This photo shows what the 10-gene edited pig kidney looked like after reperfusion. The probe is a Doppler that documented excellent signals throughout the kidney. Credit: Jeff Myers, UAB
Key points:
- The team behind extensive xenotransplant kidney research has developed an optical immunosuppression regiment that relies solely on already FDA-approved medications.
- The regiment involves combining common immune-suppressing drugs with a complement inhibitor.
- With the medications already approved, the team hopes it will lead to quicker approval of a Phase I clinical trial in living humans.
The pioneering scientists behind xenotransplant kidney research have made another critical advancement—using already FDA-approved drugs, they have discovered the optimal immunosuppression regimen for pig-to-human kidney transplants.

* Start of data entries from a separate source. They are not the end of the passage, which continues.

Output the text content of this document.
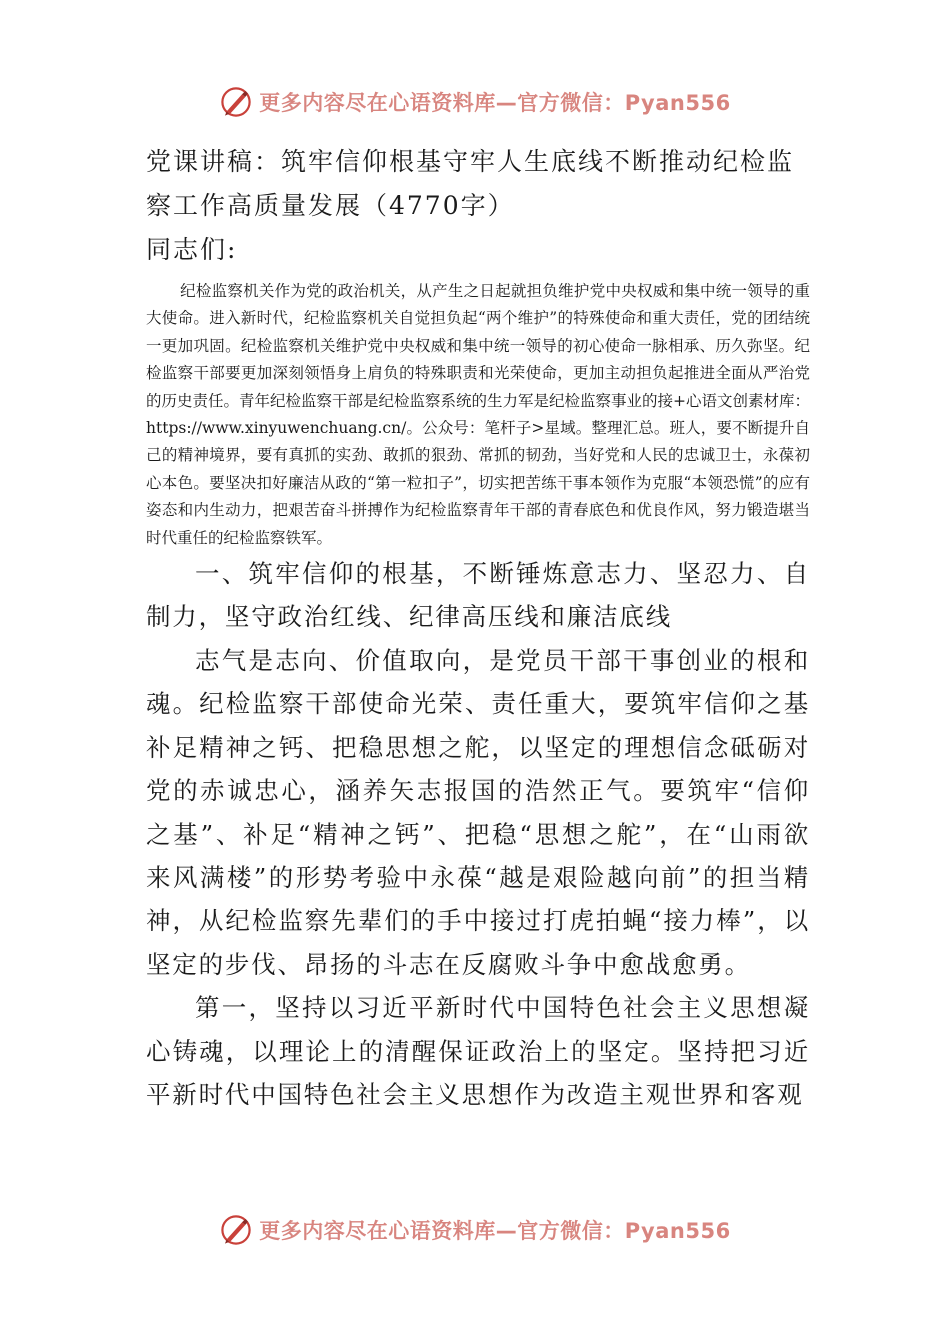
更多内容尽在心语资料库—官方微信：Pyan556
党课讲稿：筑牢信仰根基守牢人生底线不断推动纪检监察工作高质量发展（4770字）

同志们:

纪检监察机关作为党的政治机关，从产生之日起就担负维护党中央权威和集中统一领导的重大使命。进入新时代，纪检监察机关自觉担负起“两个维护”的特殊使命和重大责任，党的团结统一更加巩固。纪检监察机关维护党中央权威和集中统一领导的初心使命一脉相承、历久弥坚。纪检监察干部要更加深刻领悟身上肩负的特殊职责和光荣使命，更加主动担负起推进全面从严治党的历史责任。青年纪检监察干部是纪检监察系统的生力军是纪检监察事业的接+心语文创素材库：https://www.xinyuwenchuang.cn/。公众号：笔杆子>星域。整理汇总。班人，要不断提升自己的精神境界，要有真抓的实劲、敢抓的狠劲、常抓的韧劲，当好党和人民的忠诚卫士，永葆初心本色。要坚决扣好廉洁从政的“第一粒扣子”，切实把苦练干事本领作为克服“本领恐慌”的应有姿态和内生动力，把艰苦奋斗拼搏作为纪检监察青年干部的青春底色和优良作风，努力锻造堪当时代重任的纪检监察铁军。

一、筑牢信仰的根基，不断锤炼意志力、坚忍力、自制力，坚守政治红线、纪律高压线和廉洁底线

志气是志向、价值取向，是党员干部干事创业的根和魂。纪检监察干部使命光荣、责任重大，要筑牢信仰之基补足精神之钙、把稳思想之舵，以坚定的理想信念砥砺对党的赤诚忠心，涵养矢志报国的浩然正气。要筑牢“信仰之基”、补足“精神之钙”、把稳“思想之舵”，在“山雨欲来风满楼”的形势考验中永葆“越是艰险越向前”的担当精神，从纪检监察先辈们的手中接过打虎拍蝇“接力棒”，以坚定的步伐、昂扬的斗志在反腐败斗争中愈战愈勇。

第一，坚持以习近平新时代中国特色社会主义思想凝心铸魂，以理论上的清醒保证政治上的坚定。坚持把习近平新时代中国特色社会主义思想作为改造主观世界和客观

更多内容尽在心语资料库—官方微信：Pyan556
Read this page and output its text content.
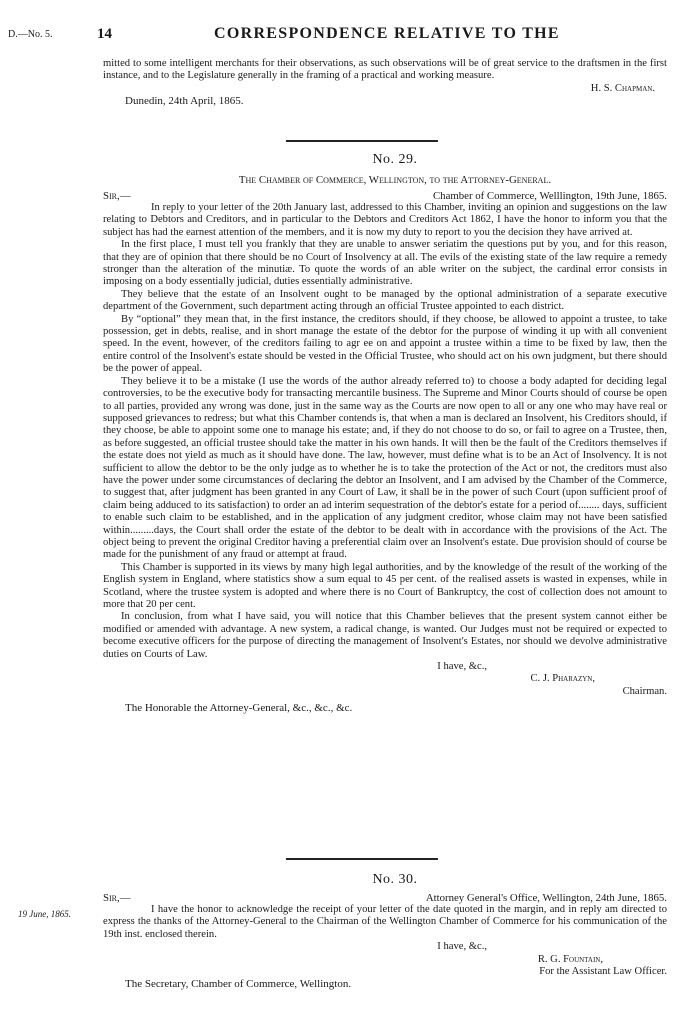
D.—No. 5.	14	CORRESPONDENCE RELATIVE TO THE

mitted to some intelligent merchants for their observations, as such observations will be of great service to the draftsmen in the first instance, and to the Legislature generally in the framing of a practical and working measure.

H. S. Chapman.

Dunedin, 24th April, 1865.

No. 29.
The Chamber of Commerce, Wellington, to the Attorney-General.
Sir,—	Chamber of Commerce, Welllington, 19th June, 1865.

In reply to your letter of the 20th January last, addressed to this Chamber, inviting an opinion and suggestions on the law relating to Debtors and Creditors, and in particular to the Debtors and Creditors Act 1862, I have the honor to inform you that the subject has had the earnest attention of the members, and it is now my duty to report to you the decision they have arrived at.

In the first place, I must tell you frankly that they are unable to answer seriatim the questions put by you, and for this reason, that they are of opinion that there should be no Court of Insolvency at all. The evils of the existing state of the law require a remedy stronger than the alteration of the minutiæ. To quote the words of an able writer on the subject, the cardinal error consists in imposing on a body essentially judicial, duties essentially administrative.

They believe that the estate of an Insolvent ought to be managed by the optional administration of a separate executive department of the Government, such department acting through an official Trustee appointed to each district.

By “optional” they mean that, in the first instance, the creditors should, if they choose, be allowed to appoint a trustee, to take possession, get in debts, realise, and in short manage the estate of the debtor for the purpose of winding it up with all convenient speed. In the event, however, of the creditors failing to agr ee on and appoint a trustee within a time to be fixed by law, then the entire control of the Insolvent's estate should be vested in the Official Trustee, who should act on his own judgment, but there should be the power of appeal.

They believe it to be a mistake (I use the words of the author already referred to) to choose a body adapted for deciding legal controversies, to be the executive body for transacting mercantile business. The Supreme and Minor Courts should of course be open to all parties, provided any wrong was done, just in the same way as the Courts are now open to all or any one who may have real or supposed grievances to redress; but what this Chamber contends is, that when a man is declared an Insolvent, his Creditors should, if they choose, be able to appoint some one to manage his estate; and, if they do not choose to do so, or fail to agree on a Trustee, then, as before suggested, an official trustee should take the matter in his own hands. It will then be the fault of the Creditors themselves if the estate does not yield as much as it should have done. The law, however, must define what is to be an Act of Insolvency. It is not sufficient to allow the debtor to be the only judge as to whether he is to take the protection of the Act or not, the creditors must also have the power under some circumstances of declaring the debtor an Insolvent, and I am advised by the Chamber of the Commerce, to suggest that, after judgment has been granted in any Court of Law, it shall be in the power of such Court (upon sufficient proof of claim being adduced to its satisfaction) to order an ad interim sequestration of the debtor's estate for a period of........ days, sufficient to enable such claim to be established, and in the application of any judgment creditor, whose claim may not have been satisfied within.........days, the Court shall order the estate of the debtor to be dealt with in accordance with the provisions of the Act. The object being to prevent the original Creditor having a preferential claim over an Insolvent's estate. Due provision should of course be made for the punishment of any fraud or attempt at fraud.

This Chamber is supported in its views by many high legal authorities, and by the knowledge of the result of the working of the English system in England, where statistics show a sum equal to 45 per cent. of the realised assets is wasted in expenses, while in Scotland, where the trustee system is adopted and where there is no Court of Bankruptcy, the cost of collection does not amount to more that 20 per cent.

In conclusion, from what I have said, you will notice that this Chamber believes that the present system cannot either be modified or amended with advantage. A new system, a radical change, is wanted. Our Judges must not be required or expected to become executive officers for the purpose of directing the management of Insolvent's Estates, nor should we devolve administrative duties on Courts of Law.

I have, &c.,

C. J. Pharazyn,

Chairman.

The Honorable the Attorney-General, &c., &c., &c.

19 June, 1865.
No. 30.
Sir,—	Attorney General's Office, Wellington, 24th June, 1865.

I have the honor to acknowledge the receipt of your letter of the date quoted in the margin, and in reply am directed to express the thanks of the Attorney-General to the Chairman of the Wellington Chamber of Commerce for his communication of the 19th inst. enclosed therein.

I have, &c.,

R. G. Fountain,

For the Assistant Law Officer.

The Secretary, Chamber of Commerce, Wellington.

“It’s a major departure from what’s been tried before in most non-human primate experiments and living human heart transplants, but it’s with a treatment regimen transplant doctors work with every day,” said Jayme Locke, professor of surgery at University of Alabama at Birmingham and lead author of the new paper.
The regimen involves combining common immune-suppressing drugs with a complement inhibitor, all of which have already been approved by the FDA as transplant medication.
The study, published in the Journal of Clinical Investigation, examines the case series of three decedent model xenotransplants. Locke and team used standard immunosuppression in the first decedent model, but they did not use a complement inhibitor. While the biopsies of the pig kidneys were histologically normal in the first model after being transplanted on the first day, they began to show some signs of rejection the day after transplant.
With the second and third decedent model studies, researchers used standard immunosuppression and added a complement inhibitor. The complement inhibitor prevented the immune system from forming a membrane attack complex, a microscopic “battering ram” that breaks through a cell’s defenses, ultimately causing organ failure. Instead, when the complement inhibitor was used, the transplanted pig kidneys did not reject and were able to provide life-sustaining function.
“The membrane attack complex essentially sets up like a little drill on the surface of a cell and it drills holes in the cell,” Locke said. “If you drill holes in the cell, it weakens and it dies. If you kill enough cells, then the tissue dies. If you kill enough tissue, then the organ dies. The complement inhibitor prevents the formation of this drill on the surface of the cell. It’s like creating a force shield around the kidney.”
The study findings advance the science and promise of xenotransplantation as a therapy to potentially cure end-stage kidney disease, as well as address the worldwide kidney organ shortage crisis. Currently, more than 800,000 people in the United States are living with kidney failure and 90,000 people are awaiting a kidney transplant.
“This is another critical piece that I hope will soon lead to FDA clearance for a Phase I clinical trial in living humans,” said Locke.